AC/DC’s music is not complicated. It’s same song, different hook. Nothing nuanced, nothing subtle, nothing remotely intellectual. The guitar is going to blare, the vocals are going to screech, and the drums are going to steadily pound through your entire body, like the hammer of the gods, for about four minutes. End of song. The next song starts, more of the same. It’s not music as much as it’s a repetitive deliverance from inner confinement, it’s a temporary short-attention-span-revolution, it's existential emancipation.
If AC/DC came with written directions, they would read, “Riff. Rock. Release. Repeat.”
Perfect music for killing cancer cells.
Of course, an AC/DC tribute band jamming in front of about 100 people in a small-town Iowa park isn’t quite the same thing as the original rockers in their prime, lighting up a sold-out arena. But that’s OK. My cancer-fighting buddy and I, in our 50s, aren’t quite the same as we once were, either. Our days of banging heads are far behind us. We are not elitists. We can accept a substitute.
So we sat in our comfortable lawn chairs and watched and listened. The weather was gorgeous. The band was entertaining and fun. They dressed up like the members of the real band, and tried to behave like them. We guessed which songs they would play, and which songs we wished they would play, but knew they wouldn’t. AC/DC has a tremendous catalog, but we were not surprised, not once. We were pleased. And we enjoyed each other’s company.
And I remembered being 16, and calling up my buddy, and asking, “do you want to come over and listen to some heavy metal?”
And he’d come over and we would talk and laugh and brag and tell stories and listen to music. It would last a couple hours.

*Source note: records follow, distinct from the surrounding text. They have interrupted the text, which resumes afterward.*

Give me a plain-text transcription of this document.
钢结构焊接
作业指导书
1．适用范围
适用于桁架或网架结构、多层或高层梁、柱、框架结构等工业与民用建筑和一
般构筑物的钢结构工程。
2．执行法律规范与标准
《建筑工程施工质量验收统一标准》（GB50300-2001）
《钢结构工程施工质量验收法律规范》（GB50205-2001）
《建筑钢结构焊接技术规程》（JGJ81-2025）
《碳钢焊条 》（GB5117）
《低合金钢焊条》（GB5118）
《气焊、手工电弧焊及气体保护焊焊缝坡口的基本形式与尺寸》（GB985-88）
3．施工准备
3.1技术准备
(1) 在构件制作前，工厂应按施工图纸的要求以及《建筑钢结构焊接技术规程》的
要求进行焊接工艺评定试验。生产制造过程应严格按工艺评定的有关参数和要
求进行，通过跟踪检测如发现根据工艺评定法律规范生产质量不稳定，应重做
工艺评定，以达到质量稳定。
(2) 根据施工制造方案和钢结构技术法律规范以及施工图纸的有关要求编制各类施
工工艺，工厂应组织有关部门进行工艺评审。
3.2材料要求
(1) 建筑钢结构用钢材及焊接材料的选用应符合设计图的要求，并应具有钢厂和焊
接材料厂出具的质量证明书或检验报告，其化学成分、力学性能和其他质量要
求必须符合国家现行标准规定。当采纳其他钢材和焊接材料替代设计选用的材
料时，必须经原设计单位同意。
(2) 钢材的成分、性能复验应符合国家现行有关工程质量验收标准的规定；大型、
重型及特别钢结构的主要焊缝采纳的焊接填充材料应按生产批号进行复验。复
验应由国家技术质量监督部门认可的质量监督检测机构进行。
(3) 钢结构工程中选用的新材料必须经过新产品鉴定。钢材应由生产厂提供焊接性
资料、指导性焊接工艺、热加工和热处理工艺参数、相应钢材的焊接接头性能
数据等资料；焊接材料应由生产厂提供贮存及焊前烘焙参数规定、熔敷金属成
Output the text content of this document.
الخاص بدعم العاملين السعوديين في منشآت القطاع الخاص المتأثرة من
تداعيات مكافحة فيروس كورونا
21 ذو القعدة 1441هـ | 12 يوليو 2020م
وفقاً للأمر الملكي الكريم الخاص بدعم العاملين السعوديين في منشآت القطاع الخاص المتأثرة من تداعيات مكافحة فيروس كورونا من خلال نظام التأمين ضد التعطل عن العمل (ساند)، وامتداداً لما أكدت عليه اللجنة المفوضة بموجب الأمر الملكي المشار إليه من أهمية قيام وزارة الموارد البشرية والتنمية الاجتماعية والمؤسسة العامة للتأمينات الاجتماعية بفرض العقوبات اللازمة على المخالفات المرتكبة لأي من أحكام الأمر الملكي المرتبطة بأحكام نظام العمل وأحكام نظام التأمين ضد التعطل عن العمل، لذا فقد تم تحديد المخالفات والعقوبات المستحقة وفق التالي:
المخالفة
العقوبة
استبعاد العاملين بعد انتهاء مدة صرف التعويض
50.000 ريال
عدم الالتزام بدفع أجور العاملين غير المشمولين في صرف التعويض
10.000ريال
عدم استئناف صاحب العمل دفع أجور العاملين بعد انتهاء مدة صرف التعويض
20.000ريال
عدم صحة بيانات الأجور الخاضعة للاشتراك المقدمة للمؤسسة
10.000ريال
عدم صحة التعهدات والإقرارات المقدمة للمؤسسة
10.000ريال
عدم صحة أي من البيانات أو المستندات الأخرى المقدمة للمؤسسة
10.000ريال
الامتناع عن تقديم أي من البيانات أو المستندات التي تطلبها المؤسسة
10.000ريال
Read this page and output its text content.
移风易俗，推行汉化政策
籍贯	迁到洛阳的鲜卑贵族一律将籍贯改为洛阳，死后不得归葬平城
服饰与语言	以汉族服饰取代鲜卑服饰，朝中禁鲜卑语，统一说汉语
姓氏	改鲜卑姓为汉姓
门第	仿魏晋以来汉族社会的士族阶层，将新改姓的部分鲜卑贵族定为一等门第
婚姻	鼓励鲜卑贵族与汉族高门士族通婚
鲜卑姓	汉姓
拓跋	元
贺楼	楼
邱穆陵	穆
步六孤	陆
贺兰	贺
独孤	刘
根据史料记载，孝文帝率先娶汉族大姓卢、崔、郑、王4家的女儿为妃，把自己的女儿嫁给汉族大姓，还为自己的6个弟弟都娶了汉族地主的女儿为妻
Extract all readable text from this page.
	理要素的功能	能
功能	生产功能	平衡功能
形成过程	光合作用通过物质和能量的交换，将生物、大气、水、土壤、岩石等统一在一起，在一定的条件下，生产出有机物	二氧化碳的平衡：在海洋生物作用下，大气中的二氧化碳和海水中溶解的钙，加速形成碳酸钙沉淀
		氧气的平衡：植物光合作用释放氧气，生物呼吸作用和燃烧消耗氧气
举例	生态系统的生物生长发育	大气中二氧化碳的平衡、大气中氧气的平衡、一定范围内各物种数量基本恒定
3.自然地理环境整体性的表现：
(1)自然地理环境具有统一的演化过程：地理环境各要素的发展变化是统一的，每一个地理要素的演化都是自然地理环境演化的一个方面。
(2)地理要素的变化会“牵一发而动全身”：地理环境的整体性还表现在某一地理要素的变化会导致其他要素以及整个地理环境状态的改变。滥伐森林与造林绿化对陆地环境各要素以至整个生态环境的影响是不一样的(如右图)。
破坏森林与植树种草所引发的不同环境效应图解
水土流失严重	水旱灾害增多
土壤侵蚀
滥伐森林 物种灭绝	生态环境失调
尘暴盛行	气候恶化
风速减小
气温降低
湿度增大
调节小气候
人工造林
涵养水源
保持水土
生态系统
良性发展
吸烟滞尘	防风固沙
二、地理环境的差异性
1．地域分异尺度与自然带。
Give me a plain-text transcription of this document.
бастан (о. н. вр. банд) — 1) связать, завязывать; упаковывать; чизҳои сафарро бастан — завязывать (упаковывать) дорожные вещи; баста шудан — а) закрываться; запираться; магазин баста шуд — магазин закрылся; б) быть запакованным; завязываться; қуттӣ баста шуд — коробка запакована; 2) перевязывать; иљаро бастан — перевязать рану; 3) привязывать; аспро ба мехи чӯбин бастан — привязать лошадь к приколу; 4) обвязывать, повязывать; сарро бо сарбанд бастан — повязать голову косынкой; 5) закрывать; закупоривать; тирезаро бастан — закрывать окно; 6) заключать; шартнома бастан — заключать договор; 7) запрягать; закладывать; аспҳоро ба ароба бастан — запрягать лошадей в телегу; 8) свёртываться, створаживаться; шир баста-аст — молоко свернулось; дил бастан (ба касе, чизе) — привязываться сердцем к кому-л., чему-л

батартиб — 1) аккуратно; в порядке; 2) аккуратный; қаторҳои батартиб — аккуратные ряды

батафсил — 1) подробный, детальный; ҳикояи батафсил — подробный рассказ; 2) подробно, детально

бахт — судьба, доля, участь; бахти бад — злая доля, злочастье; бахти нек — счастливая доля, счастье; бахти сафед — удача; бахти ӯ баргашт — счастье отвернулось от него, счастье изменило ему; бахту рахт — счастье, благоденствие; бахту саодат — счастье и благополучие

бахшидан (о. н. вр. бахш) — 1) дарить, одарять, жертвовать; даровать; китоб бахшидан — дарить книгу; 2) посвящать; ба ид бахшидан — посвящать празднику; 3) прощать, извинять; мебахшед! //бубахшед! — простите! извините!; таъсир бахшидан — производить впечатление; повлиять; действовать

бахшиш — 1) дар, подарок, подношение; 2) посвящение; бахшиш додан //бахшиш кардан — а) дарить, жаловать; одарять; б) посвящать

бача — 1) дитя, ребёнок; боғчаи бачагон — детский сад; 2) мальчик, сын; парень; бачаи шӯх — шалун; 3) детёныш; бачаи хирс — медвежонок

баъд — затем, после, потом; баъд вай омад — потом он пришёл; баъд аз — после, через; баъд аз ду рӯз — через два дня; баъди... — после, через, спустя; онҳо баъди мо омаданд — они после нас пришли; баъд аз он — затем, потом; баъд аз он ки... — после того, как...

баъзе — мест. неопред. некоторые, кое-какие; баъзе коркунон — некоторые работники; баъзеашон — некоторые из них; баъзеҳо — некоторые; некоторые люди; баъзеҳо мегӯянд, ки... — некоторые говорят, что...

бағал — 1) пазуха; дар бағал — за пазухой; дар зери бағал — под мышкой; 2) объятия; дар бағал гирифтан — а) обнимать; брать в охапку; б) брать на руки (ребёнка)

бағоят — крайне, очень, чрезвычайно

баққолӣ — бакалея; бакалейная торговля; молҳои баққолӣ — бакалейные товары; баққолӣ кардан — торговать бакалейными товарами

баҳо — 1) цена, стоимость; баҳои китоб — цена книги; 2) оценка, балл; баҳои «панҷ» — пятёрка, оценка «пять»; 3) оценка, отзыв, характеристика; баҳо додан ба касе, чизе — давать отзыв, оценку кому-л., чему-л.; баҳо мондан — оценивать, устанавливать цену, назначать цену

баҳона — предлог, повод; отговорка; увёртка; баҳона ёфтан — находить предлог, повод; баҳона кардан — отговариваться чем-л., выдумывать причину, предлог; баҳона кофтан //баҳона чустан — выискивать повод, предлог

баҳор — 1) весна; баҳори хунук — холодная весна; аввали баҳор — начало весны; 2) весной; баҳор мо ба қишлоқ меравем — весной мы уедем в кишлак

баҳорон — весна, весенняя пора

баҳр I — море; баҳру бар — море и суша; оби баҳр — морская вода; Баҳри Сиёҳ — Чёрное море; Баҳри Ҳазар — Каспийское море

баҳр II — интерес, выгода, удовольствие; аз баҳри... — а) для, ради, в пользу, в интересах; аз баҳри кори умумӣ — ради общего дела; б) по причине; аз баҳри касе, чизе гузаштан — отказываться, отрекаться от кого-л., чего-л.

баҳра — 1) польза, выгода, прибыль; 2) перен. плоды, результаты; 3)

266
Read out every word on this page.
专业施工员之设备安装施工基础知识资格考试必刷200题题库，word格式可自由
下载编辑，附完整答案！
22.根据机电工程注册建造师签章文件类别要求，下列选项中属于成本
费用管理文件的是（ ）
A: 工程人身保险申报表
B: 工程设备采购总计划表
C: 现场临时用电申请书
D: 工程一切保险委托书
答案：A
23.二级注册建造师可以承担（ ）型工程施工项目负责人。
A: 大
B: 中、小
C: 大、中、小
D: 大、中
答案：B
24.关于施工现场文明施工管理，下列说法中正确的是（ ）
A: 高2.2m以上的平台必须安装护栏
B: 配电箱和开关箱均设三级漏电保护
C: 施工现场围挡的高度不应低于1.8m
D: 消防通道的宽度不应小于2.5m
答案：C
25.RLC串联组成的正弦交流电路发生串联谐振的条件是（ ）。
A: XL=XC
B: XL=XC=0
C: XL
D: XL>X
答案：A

It wasn’t about the music, or the conversation, or even the laughter. It was about the couple hours.
When you’re 16, a couple hours with a friend doesn’t seem like all that much. When you’re older, and facing a cancer diagnosis, a couple of hours with a friend might be all the time that’s left in the world.
So the next time an old friend sends you a message, and invites you to do something somewhere, I recommend you go do it.
Take no prisoners. Spare no lives. Put up a fight together.